Final answer:
The question may refer to William Faulkner, who wrote 'Soldier's Pay' and 'Mosquitos' after returning to Mississippi. Faulkner is a Nobel and Pulitzer Prize-winning novelist known for his work during the Southern Renaissance and for novels like 'The Sound and the Fury'. The information provided also touches on significant African-American literature, particularly the works of Booker T. Washington and Frederick Douglass.
Step-by-step explanation:
The two novels written by the author while taking a break from Lincoln University are not explicitly identified in the provided information. However, by analyzing the context of Southern literature during the time of the Southern Renaissance, we can deduce the question may refer to William Faulkner, an influential writer during that period.
Faulkner wrote several novels after returning to Oxford, Mississippi, with his new wife. Within the timeline provided and Faulkner's literary output, the two novels he wrote during this break, which are commonly studied, might be Soldier's Pay (1926) and Mosquitos (1927), though this is not made explicit in the provided excerpts.
William Faulkner is renowned for his innovative narrative techniques and creation of the fictional Yoknapatawpha County. He won both the Nobel and Pulitzer Prizes for his significant contributions to American literature. Faulkner was an instrumental figure of the Southern Renaissance, producing influential modernist novels like The Sound and the Fury, Absalom, Absalom!, and As I Lay Dying.

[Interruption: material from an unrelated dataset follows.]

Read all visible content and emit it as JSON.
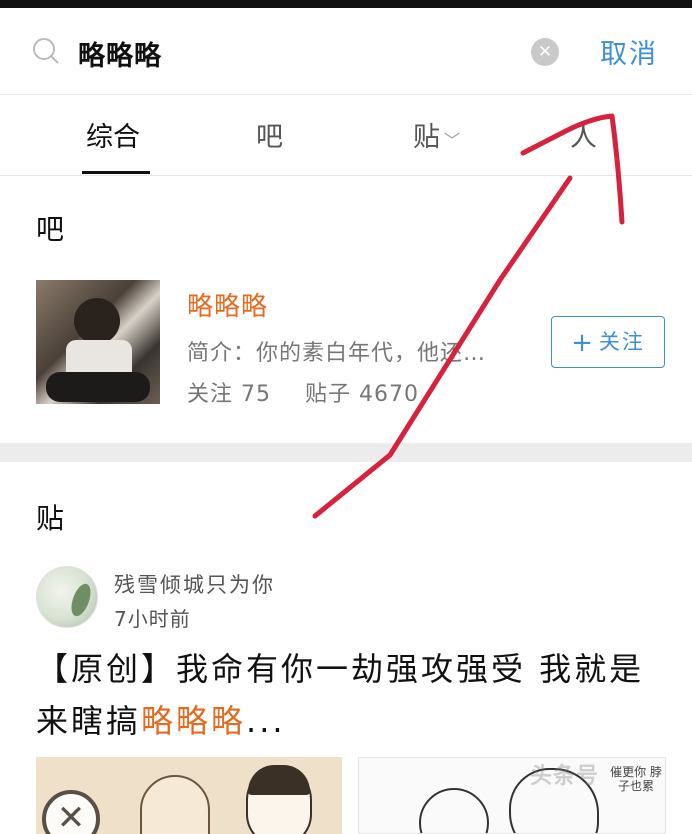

Relevant to the context of the provided information, other authors such as Booker T. Washington and Frederick Douglass shaped African-American narrative and literature in significant ways during the late nineteenth and early twentieth centuries.
Washington's pragmatic approach in his autobiography Up From Slavery and Douglass's earlier work Narrative of the Life of Frederick Douglass, an American Slave are still influential texts that reflect the trials and aspirations of African Americans during their respective eras.